Hoy, veinte años después, se recuerda aquella mañana de 1985 en que un temblor cimbró la ciudad de México causando estragos aún irreparables.
Sobre las cifras, daños, y respectivos percances, no he decirles más, pues son ya conocidos. En este post les contaré lo que recuerdo de aquel temblor.
Mi madre y yo vivíamos en un departamento en la colonia Roma, sin duda, una de las más afectadas de la ciudad. Acababa yo de regresar de Sinaloa, de pasar el verano con mis abuelos, en esas vacaciones me habían regalado una "poltrona" o mecedora, una pequeña silla cuyas patas tenían como base una plataforma horizontal y curva que permitía un movimiento de vaivén, increíblemente relajante para los calores del norte. Recuerdo muy bien cuánto me gustaba pasar el tiempo en la "poltroncita" porque cuando desperté esa mañana de septiembre, pensé que me había dormido en mi silla, el edificio entero se mecía tan cual.
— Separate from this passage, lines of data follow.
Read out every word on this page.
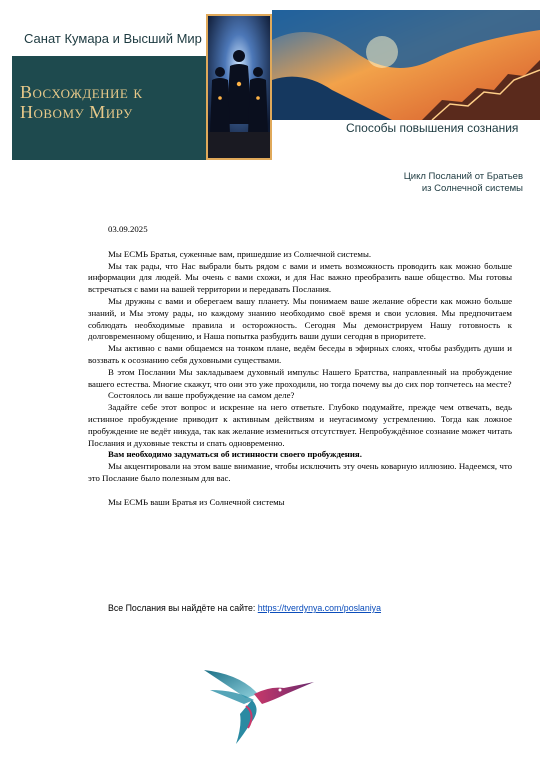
Санат Кумара и Высший Мир
Восхождение к Новому Миру
Способы повышения сознания
Цикл Посланий от Братьев
из Солнечной системы
03.09.2025

Мы ЕСМЬ Братья, суженные вам, пришедшие из Солнечной системы.

Мы так рады, что Нас выбрали быть рядом с вами и иметь возможность проводить как можно больше информации для людей. Мы очень с вами схожи, и для Нас важно преобразить ваше общество. Мы готовы встречаться с вами на вашей территории и передавать Послания.

Мы дружны с вами и оберегаем вашу планету. Мы понимаем ваше желание обрести как можно больше знаний, и Мы этому рады, но каждому знанию необходимо своё время и свои условия. Мы предпочитаем соблюдать необходимые правила и осторожность. Сегодня Мы демонстрируем Нашу готовность к долговременному общению, и Наша попытка разбудить ваши души сегодня в приоритете.

Мы активно с вами общаемся на тонком плане, ведём беседы в эфирных слоях, чтобы разбудить души и воззвать к осознанию себя духовными существами.

В этом Послании Мы закладываем духовный импульс Нашего Братства, направленный на пробуждение вашего естества. Многие скажут, что они это уже проходили, но тогда почему вы до сих пор топчетесь на месте?

Состоялось ли ваше пробуждение на самом деле?

Задайте себе этот вопрос и искренне на него ответьте. Глубоко подумайте, прежде чем отвечать, ведь истинное пробуждение приводит к активным действиям и неугасимому устремлению. Тогда как ложное пробуждение не ведёт никуда, так как желание измениться отсутствует. Непробуждённое сознание может читать Послания и духовные тексты и спать одновременно.

Вам необходимо задуматься об истинности своего пробуждения.

Мы акцентировали на этом ваше внимание, чтобы исключить эту очень коварную иллюзию. Надеемся, что это Послание было полезным для вас.

Мы ЕСМЬ ваши Братья из Солнечной системы

Все Послания вы найдёте на сайте: https://tverdynya.com/poslaniya
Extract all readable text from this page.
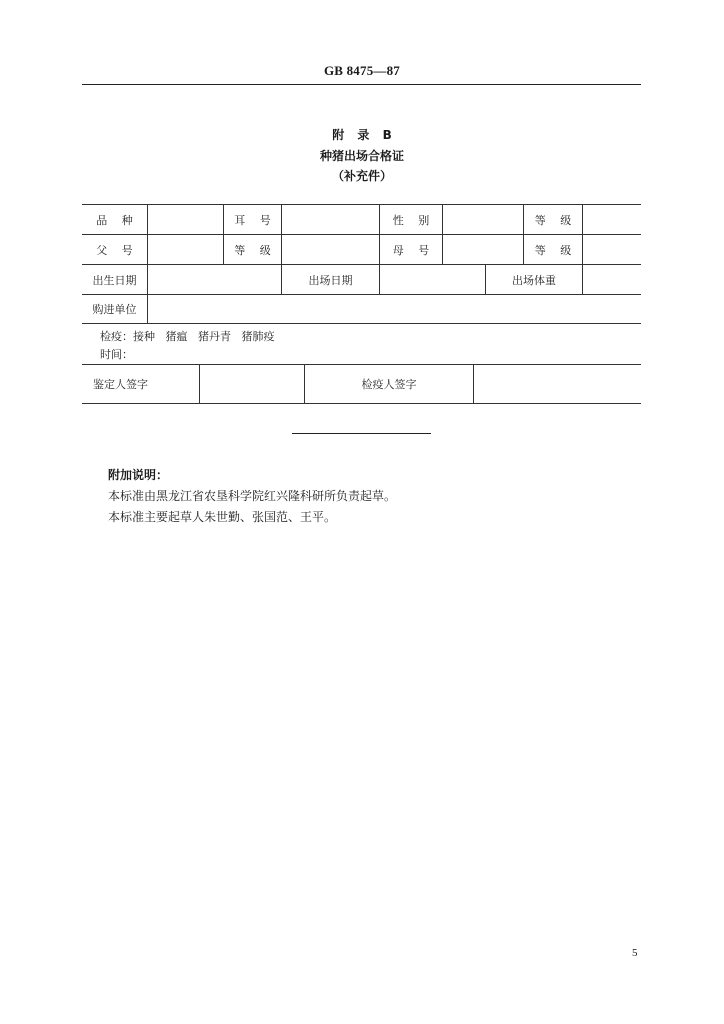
GB 8475—87
附 录 B
种猪出场合格证
（补充件）
品 种	耳 号	性 别	等 级
父 号	等 级	母 号	等 级
出生日期	出场日期	出场体重
购进单位
检疫：接种 猪瘟 猪丹青 猪肺疫
时间：
鉴定人签字	检疫人签字
附加说明：
本标准由黑龙江省农垦科学院红兴隆科研所负责起草。
本标准主要起草人朱世勤、张国范、王平。
5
Pasaron varios segundos así, creo que inclusive sonreí, hasta que escuché gritar a mi mami en la recámara contigua. En seguida supe que tenía que salir porque las cosas no estaban bien, y puedo evocar el collage que recuerdo de esa recámara mientras salía corriendo: paredes blancas con algunos cuadros pintados por mi padre -sobre todo ese donde el Pato Donald está disfrazado de mariachi, junto con el Gallo Claudio enzarapado y un Perico supuestamente disfrazado de criollo peruano, creo que se llama Los Tres Compadres-; algunas repisas con libros y juguetes; miré mi pijama, por cierto, vestía una de mis favoritas; los marcos de la puerta también eran blancos; arrojé súbitamente la cobija que me cubría -era un cobertor cuyo estampado consistía en unas zebras, por lo que recuerdo muy bien las rayas negras y blancas, es más, creo haber visto ese mismo cobertor en Sinaloa hace poco-; y el pelo que me cubría la cara, obstaculizaba mi visión, porque lo usaba muy muy largo.
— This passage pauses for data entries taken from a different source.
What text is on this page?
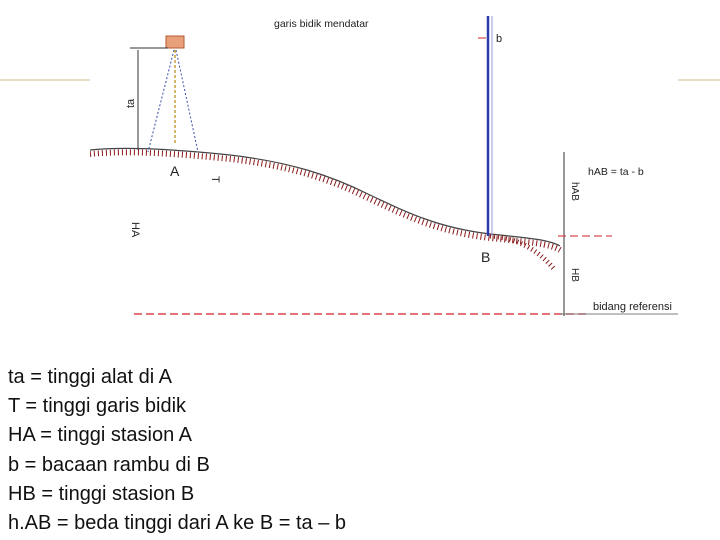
garis bidik mendatar
b
ta
A
T
HA
hAB = ta - b
hAB
HB
B
bidang referensi
ta = tinggi alat di A
T = tinggi garis bidik
HA = tinggi stasion A
b = bacaan rambu di B
HB = tinggi stasion B
h.AB = beda tinggi dari A ke B = ta – b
Cuando salí de la habitación, mi mami me indicó que me quedara apoyada en el marco de la puerta, y desde ahí veía como ella hacía lo mismo a menos de dos metros de distancia, a mi derecha; mientras que yo alcancé a ver como la cava que estaba sobre una chimenea, probablemente en la sala, dejaba caer todas las botellas, de las que corría tanto vino tinto, que a mí me daba la impresión de ser parte de un festín digno de Baco, eso, en mi imaginario griego, claro, porque el piso era blanco y ver correr esos ríos de líquido obscuro me parecía tan placentero a la vista... y al oído, como lluvia de cristales...
Entonces la calma llegó, me dio gusto, porque ver la expresión de mi madre empezaba a asustarme, corrió hacia mí, me puso mis tenis y una chamarra y salimos a la calle. Antes, en el balcón, junto a las escaleras -porque estábamos en el décimo piso- vimos un espectáculo horrendo: la casa de al lado se había caido completa, era sólo de un piso, y recuerdo que vivía una viejita muy dulce ahí... No recuerdo qué sentí por ella en ese momento, pero no podía entender por qué mi edificio de 12 pisos no se había caido y aquella casita sí. El espectáculo que nos esperaba en las calles era peor aún, el pavimento destrozado, edificios caidos, gritos, ambulancias, gente corriendo... no recuerdo más por ese día... quizás... alguien decía algo sobre la total destrucción de un tal Hospital Juárez, del cual me parece recordar que había una cabeza de piedra enorme, olmeca o de Benito Juárez -eso no lo recuerdo bien- porque había ido a ver a mi padre ahí alguna vez... y sí, me angustié pensando si él estaba bien ese día.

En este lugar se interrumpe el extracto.